In the earlier interview, Wilson pledged to alter the culture of the district and invoked virtues he frequently cites. Students need to feel loved, he said. That means caring for them and holding them to high expectations. And teachers, he said, need to act with integrity and feel supported. That, in turn, will raise academic performance, he said.

“In every successful school that you see,” Wilson said, “these feelings are there.”

Still, Wilson — who comes from the same education circle as Henderson and her predecessor as chancellor, Michelle Rhee — believes in testing and graduation metrics and supports the controversial evaluation system enacted by Rhee, which ties teacher bonuses and job security to the educators’ annual assessments.

When he took over the school system last year, Wilson pledged to boost the four-year graduation rate to 85 percent by 2022, an ambitious goal he still stands by. The graduation rate — its validity thrown into doubt after the city-commissioned investigation — stood at 73 percent in 2017.

“I believe all kids can graduate; let me be clear on that,” Wilson said. “For me, the alternative of not expecting kids to graduate is something I can’t contemplate.”

But Wilson said he hopes to create an environment in which educators feel comfortable sounding an alarm when they spot wrongdoing. He created the Office of Integrity following the graduation investigation, a central repository for teachers and families to lodge complaints that he said will reach his desk.

He attends community meetings and once a week, goes to lunch with a small group of principals at the Hilton Garden Inn near his office in the NoMa neighborhood.

“He inherited quite a difficult situation,” said Ruth Wattenberg, the Ward 3 representative on the D.C. State Board of Education. “I have high hopes for him, but I think he needs to step up to the problems that have been revealed in a much more aggressive way.”

Ward 8 council member Trayon White Sr. (D) said Wilson has been accessible and appears to understand the challenges confronting students east of the Anacostia River.

“I’ve been able to work with him more than any other past chancellor,” White, who previously served on the State Board of Education, said in an interview earlier this month. “He gets it.”

But because his education philosophy appears to so closely align with Henderson’s, some educators question whether he can make changes they say are necessary to remedy shortcomings identified in the graduation investigation. Laura Fuchs, a social studies teacher at Woodson High and an active member of the teachers union, said the school system needs a leader who will delve into the effectiveness and role of the teacher evaluation system Rhee enacted in 2009.

“I don’t see how it’s going to change,” Fuchs said. “If they don’t fundamentally change the tools and how they train people to use them, the culture of fear and intimidation isn’t going to change.”

In his first year as D.C. schools chancellor, Wilson also endured criticism from education activists in Oakland. A few months after Wilson left Oakland, the beleaguered district faced such woeful finances that the Board of Education there ordered $15.1  million in budget cuts.

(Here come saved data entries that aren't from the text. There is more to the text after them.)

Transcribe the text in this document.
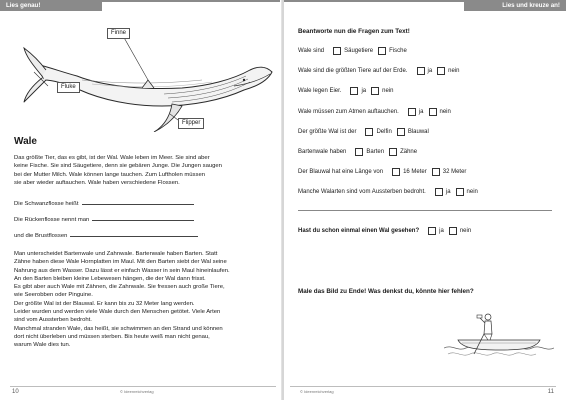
Lies genau!
Finne
Fluke
Flipper
Wale
Das größte Tier, das es gibt, ist der Wal. Wale leben im Meer. Sie sind aber
keine Fische. Sie sind Säugetiere, denn sie gebären Junge. Die Jungen saugen
bei der Mutter Milch. Wale können lange tauchen. Zum Luftholen müssen
sie aber wieder auftauchen. Wale haben verschiedene Flossen.
Die Schwanzflosse heißt
Die Rückenflosse nennt man
und die Brustflossen
Man unterscheidet Bartenwale und Zahnwale. Bartenwale haben Barten. Statt
Zähne haben diese Wale Hornplatten im Maul. Mit den Barten siebt der Wal seine
Nahrung aus dem Wasser. Dazu lässt er einfach Wasser in sein Maul hineinlaufen.
An den Barten bleiben kleine Lebewesen hängen, die der Wal dann frisst.
Es gibt aber auch Wale mit Zähnen, die Zahnwale. Sie fressen auch große Tiere,
wie Seerobben oder Pinguine.
Der größte Wal ist der Blauwal. Er kann bis zu 32 Meter lang werden.
Leider wurden und werden viele Wale durch den Menschen getötet. Viele Arten
sind vom Aussterben bedroht.
Manchmal stranden Wale, das heißt, sie schwimmen an den Strand und können
dort nicht überleben und müssen sterben. Bis heute weiß man nicht genau,
warum Wale dies tun.
10	© Ideenreichverlag
Lies und kreuze an!
Beantworte nun die Fragen zum Text!
Wale sind	Säugetiere	Fische
Wale sind die größten Tiere auf der Erde.	ja	nein
Wale legen Eier.	ja	nein
Wale müssen zum Atmen auftauchen.	ja	nein
Der größte Wal ist der	Delfin	Blauwal
Bartenwale haben	Barten	Zähne
Der Blauwal hat eine Länge von	16 Meter	32 Meter
Manche Walarten sind vom Aussterben bedroht.	ja	nein
Hast du schon einmal einen Wal gesehen?	ja	nein
Male das Bild zu Ende! Was denkst du, könnte hier fehlen?
© Ideenreichverlag	11
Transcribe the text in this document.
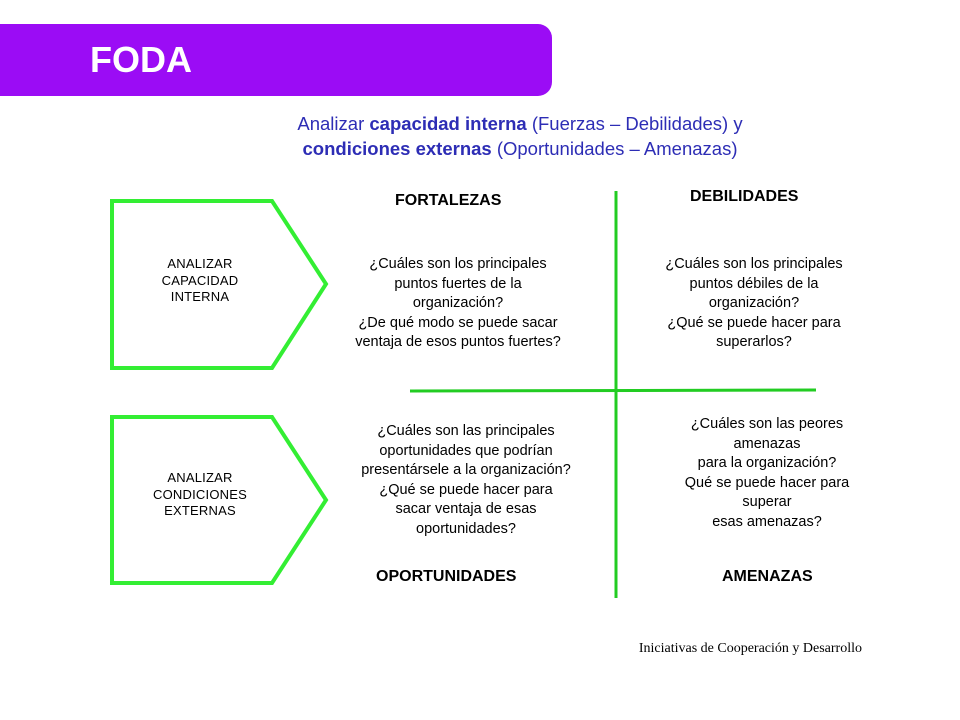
FODA
Analizar capacidad interna (Fuerzas – Debilidades) y
condiciones externas (Oportunidades – Amenazas)
ANALIZAR
CAPACIDAD
INTERNA
ANALIZAR
CONDICIONES
EXTERNAS
FORTALEZAS	DEBILIDADES
OPORTUNIDADES	AMENAZAS
¿Cuáles son los principales
puntos fuertes de la
organización?
¿De qué modo se puede sacar
ventaja de esos puntos fuertes?
¿Cuáles son los principales
puntos débiles de la
organización?
¿Qué se puede hacer para
superarlos?
¿Cuáles son las principales
oportunidades que podrían
presentársele a la organización?
¿Qué se puede hacer para
sacar ventaja de esas
oportunidades?
¿Cuáles son las peores
amenazas
para la organización?
Qué se puede hacer para
superar
esas amenazas?
Iniciativas de Cooperación y Desarrollo
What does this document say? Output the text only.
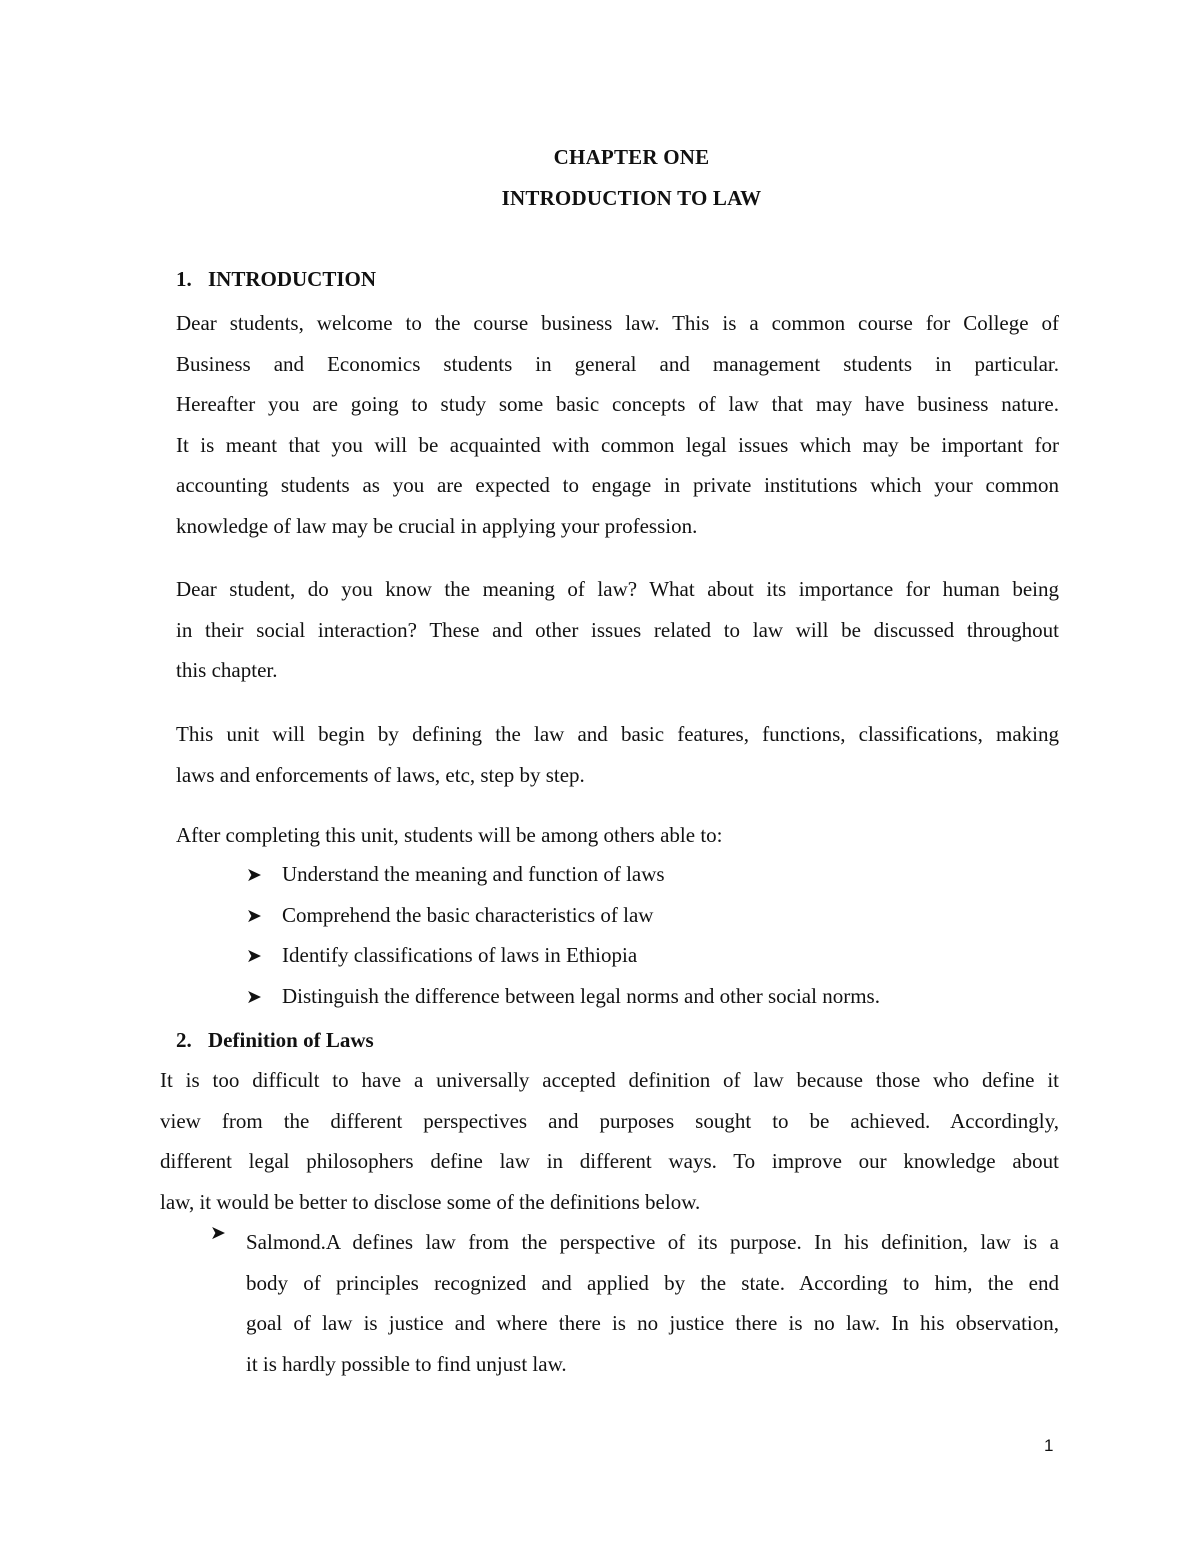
CHAPTER ONE
INTRODUCTION TO LAW
1. INTRODUCTION
Dear students, welcome to the course business law. This is a common course for College of
Business and Economics students in general and management students in particular.
Hereafter you are going to study some basic concepts of law that may have business nature.
It is meant that you will be acquainted with common legal issues which may be important for
accounting students as you are expected to engage in private institutions which your common
knowledge of law may be crucial in applying your profession.
Dear student, do you know the meaning of law? What about its importance for human being
in their social interaction? These and other issues related to law will be discussed throughout
this chapter.
This unit will begin by defining the law and basic features, functions, classifications, making
laws and enforcements of laws, etc, step by step.
After completing this unit, students will be among others able to:
➤ Understand the meaning and function of laws
➤ Comprehend the basic characteristics of law
➤ Identify classifications of laws in Ethiopia
➤ Distinguish the difference between legal norms and other social norms.
2. Definition of Laws
It is too difficult to have a universally accepted definition of law because those who define it
view from the different perspectives and purposes sought to be achieved. Accordingly,
different legal philosophers define law in different ways. To improve our knowledge about
law, it would be better to disclose some of the definitions below.
➤ Salmond.A defines law from the perspective of its purpose. In his definition, law is a
body of principles recognized and applied by the state. According to him, the end
goal of law is justice and where there is no justice there is no law. In his observation,
it is hardly possible to find unjust law.
1
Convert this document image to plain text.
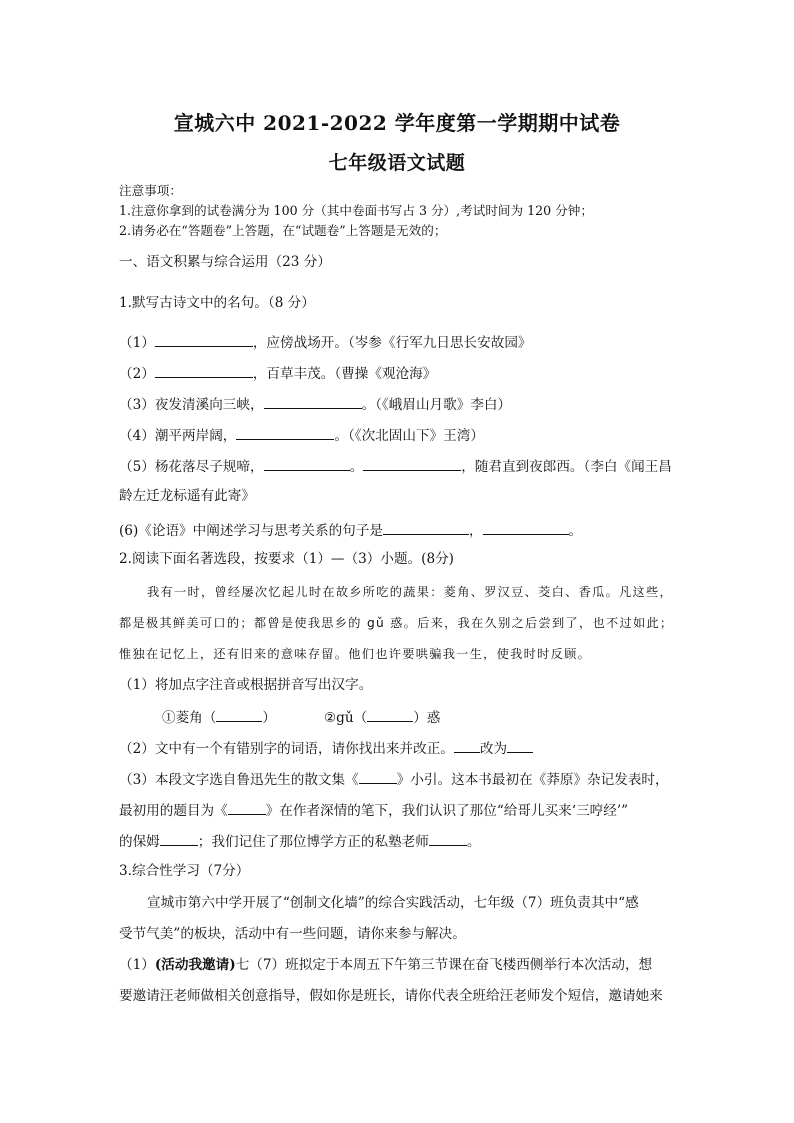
宣城六中 2021-2022 学年度第一学期期中试卷
七年级语文试题
注意事项：
1.注意你拿到的试卷满分为 100 分（其中卷面书写占 3 分）,考试时间为 120 分钟；
2.请务必在“答题卷”上答题，在“试题卷”上答题是无效的；
一、语文积累与综合运用（23 分）
1.默写古诗文中的名句。（8 分）
（1）	，应傍战场开。（岑参《行军九日思长安故园》
（2）	，百草丰茂。（曹操《观沧海》
（3）夜发清溪向三峡，	。（《峨眉山月歌》李白）
（4）潮平两岸阔，	。（《次北固山下》王湾）
（5）杨花落尽子规啼，	。	，随君直到夜郎西。（李白《闻王昌
龄左迁龙标遥有此寄》
(6)《论语》中阐述学习与思考关系的句子是	，	。
2.阅读下面名著选段，按要求（1）—（3）小题。(8分)
我有一时，曾经屡次忆起儿时在故乡所吃的蔬果：菱角、罗汉豆、茭白、香瓜。凡这些，
都是极其鲜美可口的；都曾是使我思乡的 gǔ 惑。后来，我在久别之后尝到了，也不过如此；
惟独在记忆上，还有旧来的意味存留。他们也许要哄骗我一生，使我时时反顾。
（1）将加点字注音或根据拼音写出汉字。
①菱角（	）	②gǔ（	）惑
（2）文中有一个有错别字的词语，请你找出来并改正。 改为
（3）本段文字选自鲁迅先生的散文集《	》小引。这本书最初在《莽原》杂记发表时，
最初用的题目为《	》在作者深情的笔下，我们认识了那位“给哥儿买来‘三哼经’”
的保姆	；我们记住了那位博学方正的私塾老师	。
3.综合性学习（7分）
宣城市第六中学开展了“创制文化墙”的综合实践活动，七年级（7）班负责其中“感
受节气美”的板块，活动中有一些问题，请你来参与解决。
（1）(活动我邀请)七（7）班拟定于本周五下午第三节课在奋飞楼西侧举行本次活动，想
要邀请汪老师做相关创意指导，假如你是班长，请你代表全班给汪老师发个短信，邀请她来
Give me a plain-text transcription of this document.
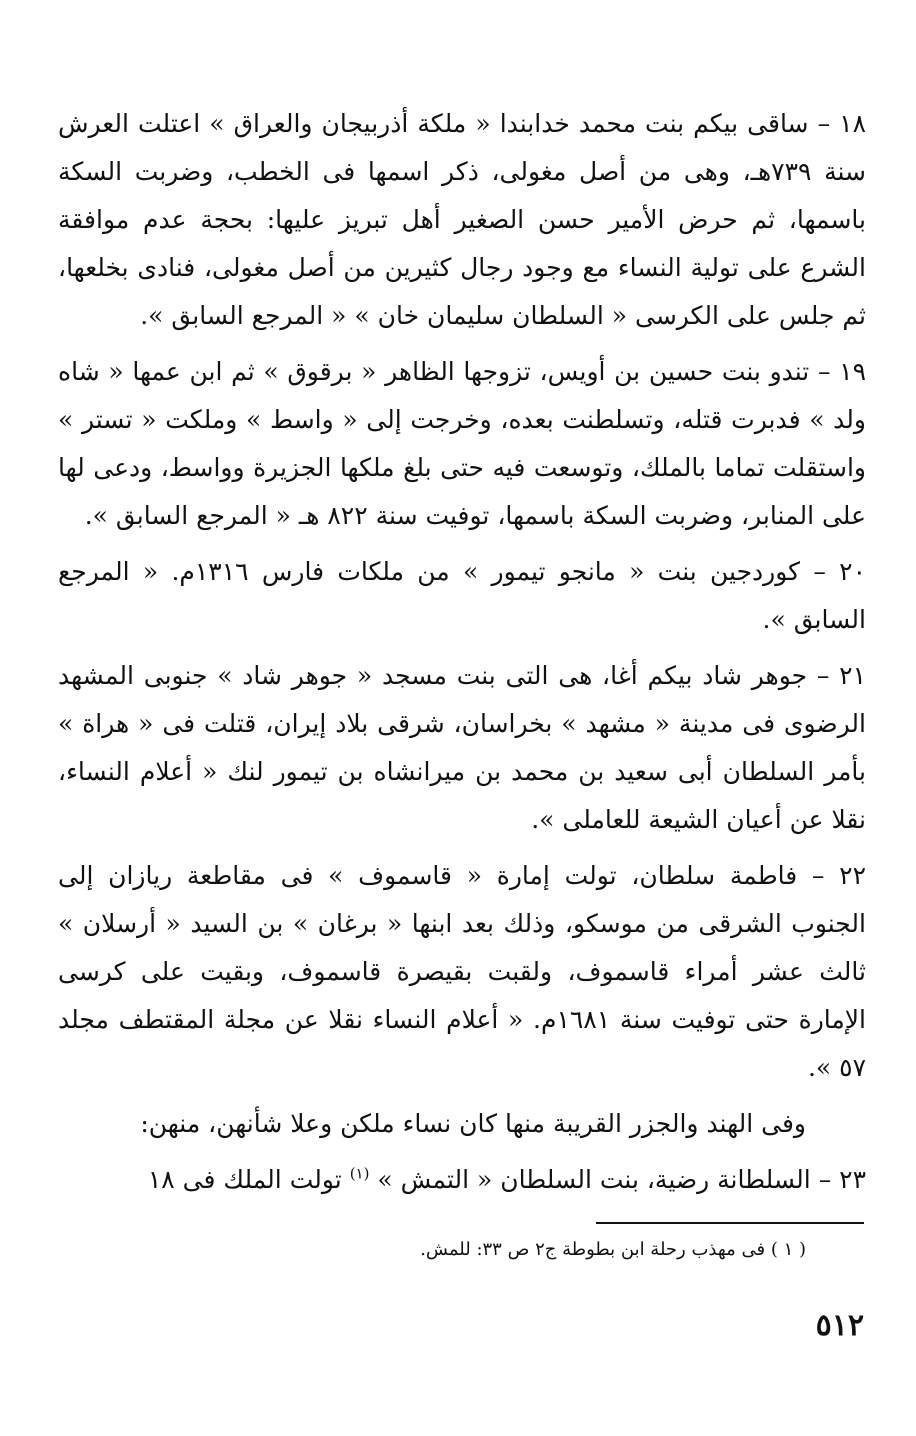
١٨ – ساقى بيكم بنت محمد خدابندا « ملكة أذربيجان والعراق » اعتلت العرش سنة ٧٣٩هـ، وهى من أصل مغولى، ذكر اسمها فى الخطب، وضربت السكة باسمها، ثم حرض الأمير حسن الصغير أهل تبريز عليها: بحجة عدم موافقة الشرع على تولية النساء مع وجود رجال كثيرين من أصل مغولى، فنادى بخلعها، ثم جلس على الكرسى « السلطان سليمان خان » « المرجع السابق ».

١٩ – تندو بنت حسين بن أويس، تزوجها الظاهر « برقوق » ثم ابن عمها « شاه ولد » فدبرت قتله، وتسلطنت بعده، وخرجت إلى « واسط » وملكت « تستر » واستقلت تماما بالملك، وتوسعت فيه حتى بلغ ملكها الجزيرة وواسط، ودعى لها على المنابر، وضربت السكة باسمها، توفيت سنة ٨٢٢ هـ « المرجع السابق ».

٢٠ – كوردجين بنت « مانجو تيمور » من ملكات فارس ١٣١٦م. « المرجع السابق ».

٢١ – جوهر شاد بيكم أغا، هى التى بنت مسجد « جوهر شاد » جنوبى المشهد الرضوى فى مدينة « مشهد » بخراسان، شرقى بلاد إيران، قتلت فى « هراة » بأمر السلطان أبى سعيد بن محمد بن ميرانشاه بن تيمور لنك « أعلام النساء، نقلا عن أعيان الشيعة للعاملى ».

٢٢ – فاطمة سلطان، تولت إمارة « قاسموف » فى مقاطعة ريازان إلى الجنوب الشرقى من موسكو، وذلك بعد ابنها « برغان » بن السيد « أرسلان » ثالث عشر أمراء قاسموف، ولقبت بقيصرة قاسموف، وبقيت على كرسى الإمارة حتى توفيت سنة ١٦٨١م. « أعلام النساء نقلا عن مجلة المقتطف مجلد ٥٧ ».

وفى الهند والجزر القريبة منها كان نساء ملكن وعلا شأنهن، منهن:

٢٣ – السلطانة رضية، بنت السلطان « التمش » $^{(١)}$ تولت الملك فى ١٨

( ١ ) فى مهذب رحلة ابن بطوطة ج٢ ص ٣٣: للمش.
٥١٢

As California educators blamed Wilson for some of the problems in Oakland, he has minimized the troubles and his role in them.

A spokeswoman for the chancellor declined to comment on Oakland for this article.

Now, Wilson’s ability to lead the school system in the nation’s capital is under fire after the revelations that his family broke city policy by bypassing the lottery system and transferring his daughter to a sought-after high school.

“Misrepresentation, lying, cheating by making up your own rules — these are serious missteps that should have consequences,” D.C. Auditor Kathy Patterson wrote in an email to The Post, noting that her office was not investigating Wilson’s actions. “In the case of the chancellor I believe the actions merit his resignation.”

Patterson’s call for Wilson’s resignation was first reported by Washington City Paper.

During a visit this month to Ludlow-Taylor Elementary School in Northeast Washington, Wilson popped into classrooms, interacted with students and sifted through school data with the principal.

“There’s a sense that he’s been in our shoes before, and we appreciate that,” said Andrew Smith, the principal of Ludlow-Taylor.

Jennifer Barrios contributed to this report.